LEGISLATIVE BUDGET BOARD
Austin, Texas
FISCAL NOTE
75th Regular Session
May 15, 1997
TO: Honorable Kenneth Armbrister, Chair IN RE: House Bill No. 2915, As Engrossed
Committee on State Affairs By: Oliveira
Senate
Austin, Texas
FROM: John Keel, Director
In response to your request for a Fiscal Note on HB2915 ( relating
to retirement benefits for certain state employees whose state
jobs are lost as a result of contracts to provide services previously
provided by the state and to benefits under the contracts.)
this office has detemined the following:
Biennial Net Impact to General Revenue Funds by HB2915-As Engrossed
No fiscal implication to the State is anticipated.

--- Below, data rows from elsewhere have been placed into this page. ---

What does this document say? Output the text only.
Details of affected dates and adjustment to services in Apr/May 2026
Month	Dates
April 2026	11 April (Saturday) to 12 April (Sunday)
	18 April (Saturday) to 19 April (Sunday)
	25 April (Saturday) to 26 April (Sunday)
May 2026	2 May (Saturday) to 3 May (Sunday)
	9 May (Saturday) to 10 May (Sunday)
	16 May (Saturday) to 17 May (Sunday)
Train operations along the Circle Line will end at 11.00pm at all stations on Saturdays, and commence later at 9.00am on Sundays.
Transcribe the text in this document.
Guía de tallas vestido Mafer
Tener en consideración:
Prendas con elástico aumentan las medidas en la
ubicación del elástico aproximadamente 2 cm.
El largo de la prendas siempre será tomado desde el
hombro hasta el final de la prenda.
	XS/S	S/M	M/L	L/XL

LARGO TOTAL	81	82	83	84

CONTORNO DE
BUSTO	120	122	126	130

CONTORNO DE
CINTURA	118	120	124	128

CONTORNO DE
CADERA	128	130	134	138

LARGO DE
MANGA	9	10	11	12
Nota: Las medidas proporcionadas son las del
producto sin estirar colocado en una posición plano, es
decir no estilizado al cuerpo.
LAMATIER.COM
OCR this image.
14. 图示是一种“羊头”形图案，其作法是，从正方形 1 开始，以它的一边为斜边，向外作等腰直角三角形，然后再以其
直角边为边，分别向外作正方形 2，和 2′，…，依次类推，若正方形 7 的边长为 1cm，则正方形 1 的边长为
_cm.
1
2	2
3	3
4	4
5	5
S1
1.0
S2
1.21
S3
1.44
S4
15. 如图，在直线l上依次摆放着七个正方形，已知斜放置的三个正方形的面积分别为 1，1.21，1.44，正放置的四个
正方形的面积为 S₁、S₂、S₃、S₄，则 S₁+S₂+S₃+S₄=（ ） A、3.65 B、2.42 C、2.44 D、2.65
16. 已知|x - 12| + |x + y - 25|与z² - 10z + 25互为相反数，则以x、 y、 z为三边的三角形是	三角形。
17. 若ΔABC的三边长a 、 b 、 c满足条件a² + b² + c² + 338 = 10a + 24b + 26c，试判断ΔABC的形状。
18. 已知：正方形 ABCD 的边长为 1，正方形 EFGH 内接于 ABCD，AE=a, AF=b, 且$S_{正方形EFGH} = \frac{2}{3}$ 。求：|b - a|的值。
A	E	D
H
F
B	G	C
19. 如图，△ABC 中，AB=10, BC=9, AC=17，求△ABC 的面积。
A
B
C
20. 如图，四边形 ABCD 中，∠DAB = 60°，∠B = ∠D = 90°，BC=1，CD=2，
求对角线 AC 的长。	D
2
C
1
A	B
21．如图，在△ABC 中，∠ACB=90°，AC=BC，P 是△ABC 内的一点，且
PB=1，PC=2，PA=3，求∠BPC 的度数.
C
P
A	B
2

HB 2915 would modify the retirement benefits paid under the
Employees Retirement System (ERS) to employees of the Texas
Workforce Commission (TWC) who terminate state employment as
a result of the transfer of certain responsibilities from the
TWC to private contractors working for local workforce development
boards.
Employees who meet the age and service requirements
for retirement at the time TWC employment ends and retire will
have their benefits calculated using a 2.25% multiplier instead
of the current 2.0% multiplier. There is a minor actuarial
loss, but no fiscal impact, associated with this provision because
the liabilities of the Employees Retirement System will increase.
Employees
who do not meet age and service requirements but have at least
15 years of service will, upon reaching retirement eligibility,
have their benefits calculated using the lesser of a 2.25% multiplier
or the multiplier in effect at the time of the member's future
retirement. There is no actuarial or fiscal impact associated
with this provision. The language of the bill specifies "the
lesser" of 2.25% or the plan's multiplier. If current statute
remains unchanged, that multiplier would be 2.0%
No fiscal implication to units of local government is anticipated.